More than 700 000 people over the age of one year have been administered oral cholera vaccine in the first phase of a campaign here to protect the newly arrived Rohingya population and their host communities against the deadly diarrheal disease.
“The coverage is commendable as the oral cholera vaccination campaign was planned and rolled out against very tight timelines. It demonstrates the commitment of the Ministry of Health, Bangladesh, partners on the ground, as well as partners such as GAVI and the International Coordinating Group on vaccine provision, to help secure the health and wellbeing of these immensely vulnerable people,” said Dr N Paranietharan, WHO Representative to Bangladesh.
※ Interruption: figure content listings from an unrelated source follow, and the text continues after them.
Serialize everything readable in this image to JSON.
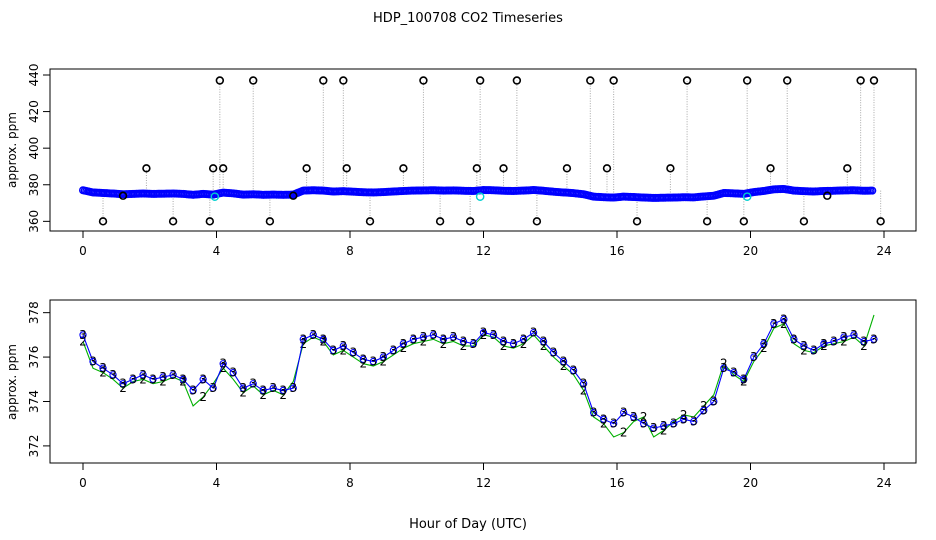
{
  "title": "HDP_100708  CO2 Timeseries",
  "xlabel": "Hour of Day (UTC)",
  "colors": {
    "black": "#000000",
    "blue": "#0000ff",
    "green": "#00b000",
    "cyan": "#00d0d0",
    "grey": "#a8a8a8"
  },
  "chart_data": [
    {
      "type": "scatter",
      "ylabel": "approx. ppm",
      "xlim": [
        0,
        24
      ],
      "ylim": [
        358,
        440
      ],
      "x_ticks": [
        "0",
        "4",
        "8",
        "12",
        "16",
        "20",
        "24"
      ],
      "y_ticks": [
        "360",
        "380",
        "400",
        "420",
        "440"
      ],
      "grid": false,
      "spike_values": [
        360,
        374,
        389,
        437
      ],
      "series": [
        {
          "name": "",
          "x": [
            0.0,
            0.3,
            0.6,
            0.9,
            1.2,
            1.5,
            1.8,
            2.1,
            2.4,
            2.7,
            3.0,
            3.3,
            3.6,
            3.9,
            4.2,
            4.5,
            4.8,
            5.1,
            5.4,
            5.7,
            6.0,
            6.3,
            6.6,
            6.9,
            7.2,
            7.5,
            7.8,
            8.1,
            8.4,
            8.7,
            9.0,
            9.3,
            9.6,
            9.9,
            10.2,
            10.5,
            10.8,
            11.1,
            11.4,
            11.7,
            12.0,
            12.3,
            12.6,
            12.9,
            13.2,
            13.5,
            13.8,
            14.1,
            14.4,
            14.7,
            15.0,
            15.3,
            15.6,
            15.9,
            16.2,
            16.5,
            16.8,
            17.1,
            17.4,
            17.7,
            18.0,
            18.3,
            18.6,
            18.9,
            19.2,
            19.5,
            19.8,
            20.1,
            20.4,
            20.7,
            21.0,
            21.3,
            21.6,
            21.9,
            22.2,
            22.5,
            22.8,
            23.1,
            23.4,
            23.7
          ],
          "y": [
            377.0,
            375.8,
            375.5,
            375.2,
            374.8,
            375.0,
            375.2,
            375.0,
            375.1,
            375.2,
            375.0,
            374.5,
            375.0,
            374.6,
            375.7,
            375.3,
            374.6,
            374.8,
            374.5,
            374.6,
            374.5,
            374.6,
            376.8,
            377.0,
            376.8,
            376.3,
            376.5,
            376.2,
            375.9,
            375.8,
            376.0,
            376.3,
            376.6,
            376.8,
            376.9,
            377.0,
            376.8,
            376.9,
            376.7,
            376.6,
            377.1,
            377.0,
            376.7,
            376.6,
            376.8,
            377.1,
            376.7,
            376.2,
            375.8,
            375.4,
            374.8,
            373.5,
            373.2,
            373.0,
            373.5,
            373.3,
            373.0,
            372.8,
            372.9,
            373.0,
            373.2,
            373.1,
            373.6,
            374.0,
            375.5,
            375.3,
            375.0,
            376.0,
            376.6,
            377.5,
            377.7,
            376.8,
            376.5,
            376.3,
            376.6,
            376.7,
            376.9,
            377.0,
            376.7,
            376.8
          ]
        }
      ]
    },
    {
      "type": "line",
      "ylabel": "approx. ppm",
      "xlim": [
        0,
        24
      ],
      "ylim": [
        371.5,
        378.3
      ],
      "x_ticks": [
        "0",
        "4",
        "8",
        "12",
        "16",
        "20",
        "24"
      ],
      "y_ticks": [
        "372",
        "374",
        "376",
        "378"
      ],
      "grid": false,
      "series": [
        {
          "name": "3",
          "x": [
            0.0,
            0.3,
            0.6,
            0.9,
            1.2,
            1.5,
            1.8,
            2.1,
            2.4,
            2.7,
            3.0,
            3.3,
            3.6,
            3.9,
            4.2,
            4.5,
            4.8,
            5.1,
            5.4,
            5.7,
            6.0,
            6.3,
            6.6,
            6.9,
            7.2,
            7.5,
            7.8,
            8.1,
            8.4,
            8.7,
            9.0,
            9.3,
            9.6,
            9.9,
            10.2,
            10.5,
            10.8,
            11.1,
            11.4,
            11.7,
            12.0,
            12.3,
            12.6,
            12.9,
            13.2,
            13.5,
            13.8,
            14.1,
            14.4,
            14.7,
            15.0,
            15.3,
            15.6,
            15.9,
            16.2,
            16.5,
            16.8,
            17.1,
            17.4,
            17.7,
            18.0,
            18.3,
            18.6,
            18.9,
            19.2,
            19.5,
            19.8,
            20.1,
            20.4,
            20.7,
            21.0,
            21.3,
            21.6,
            21.9,
            22.2,
            22.5,
            22.8,
            23.1,
            23.4,
            23.7
          ],
          "y": [
            377.0,
            375.8,
            375.5,
            375.2,
            374.8,
            375.0,
            375.2,
            375.0,
            375.1,
            375.2,
            375.0,
            374.5,
            375.0,
            374.6,
            375.7,
            375.3,
            374.6,
            374.8,
            374.5,
            374.6,
            374.5,
            374.6,
            376.8,
            377.0,
            376.8,
            376.3,
            376.5,
            376.2,
            375.9,
            375.8,
            376.0,
            376.3,
            376.6,
            376.8,
            376.9,
            377.0,
            376.8,
            376.9,
            376.7,
            376.6,
            377.1,
            377.0,
            376.7,
            376.6,
            376.8,
            377.1,
            376.7,
            376.2,
            375.8,
            375.4,
            374.8,
            373.5,
            373.2,
            373.0,
            373.5,
            373.3,
            373.0,
            372.8,
            372.9,
            373.0,
            373.2,
            373.1,
            373.6,
            374.0,
            375.5,
            375.3,
            375.0,
            376.0,
            376.6,
            377.5,
            377.7,
            376.8,
            376.5,
            376.3,
            376.6,
            376.7,
            376.9,
            377.0,
            376.7,
            376.8
          ]
        },
        {
          "name": "2",
          "x": [
            0.0,
            0.3,
            0.6,
            0.9,
            1.2,
            1.5,
            1.8,
            2.1,
            2.4,
            2.7,
            3.0,
            3.3,
            3.6,
            3.9,
            4.2,
            4.5,
            4.8,
            5.1,
            5.4,
            5.7,
            6.0,
            6.3,
            6.6,
            6.9,
            7.2,
            7.5,
            7.8,
            8.1,
            8.4,
            8.7,
            9.0,
            9.3,
            9.6,
            9.9,
            10.2,
            10.5,
            10.8,
            11.1,
            11.4,
            11.7,
            12.0,
            12.3,
            12.6,
            12.9,
            13.2,
            13.5,
            13.8,
            14.1,
            14.4,
            14.7,
            15.0,
            15.3,
            15.6,
            15.9,
            16.2,
            16.5,
            16.8,
            17.1,
            17.4,
            17.7,
            18.0,
            18.3,
            18.6,
            18.9,
            19.2,
            19.5,
            19.8,
            20.1,
            20.4,
            20.7,
            21.0,
            21.3,
            21.6,
            21.9,
            22.2,
            22.5,
            22.8,
            23.1,
            23.4,
            23.7
          ],
          "y": [
            376.7,
            375.5,
            375.3,
            375.0,
            374.6,
            374.9,
            375.0,
            374.8,
            374.9,
            375.1,
            374.9,
            373.8,
            374.2,
            374.8,
            375.5,
            375.0,
            374.4,
            374.7,
            374.3,
            374.5,
            374.3,
            374.9,
            376.6,
            376.9,
            376.7,
            376.1,
            376.3,
            376.0,
            375.7,
            375.6,
            375.8,
            376.1,
            376.4,
            376.6,
            376.7,
            376.8,
            376.6,
            376.7,
            376.5,
            376.5,
            377.0,
            376.9,
            376.5,
            376.4,
            376.6,
            377.0,
            376.5,
            376.0,
            375.6,
            375.2,
            374.5,
            373.3,
            373.0,
            372.4,
            372.6,
            373.1,
            373.3,
            372.4,
            372.7,
            373.1,
            373.4,
            373.3,
            373.8,
            374.3,
            375.7,
            375.2,
            374.9,
            375.8,
            376.4,
            377.3,
            377.5,
            376.6,
            376.3,
            376.2,
            376.5,
            376.6,
            376.7,
            376.9,
            376.5,
            377.9
          ]
        }
      ]
    }
  ]
}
The first phase of the oral cholera vaccination (OCV) campaign covered 700 487 people aged one year and above, 179 848 of them children aged between one and five years. The campaign was launched on 10 October to cover 650 000 people. The second phase is scheduled for early November to give an additional OCV dose to children aged between one and five years, for added protection.
“The campaign has successfully vaccinated nearly 180,000 children aged one to five years. We will organize another round for these children to provide them with a second dose that will better protect them against this dangerous disease,” said Edouard Beigbeder, UNICEF Representative in Bangladesh.
The OCV campaign was planned following a risk assessment conducted by the Ministry of Health and Family Welfare, with the support of WHO, UNICEF, the International Organization for Migration (IOM) and Médecins Sans Frontières (MSF), in late September.
The International Coordinating Group (ICG) on vaccine provision, which brings together WHO, UNICEF, MSF, and the International Federation of the Red Cross (IFRC), released 900 000 doses of OCV within a day of the Bangladesh government’s request. GAVI provided financial support.
The vaccine arrived in Bangladesh on 7 October, just over a week after being released from the ICG stockpile.
WHO, UNICEF and other partners supported the Ministry of Health and Family Welfare to train more than 200 teams of vaccinators and volunteers; prepare micro-plans and monitor the preparations and implementation of the campaign.
The vaccination campaign supplements other preventive measures, such as increased access to safe water, adequate sanitation and good hygiene. To help improve hygiene, a bar of soap was handed out to each recipient of vaccine.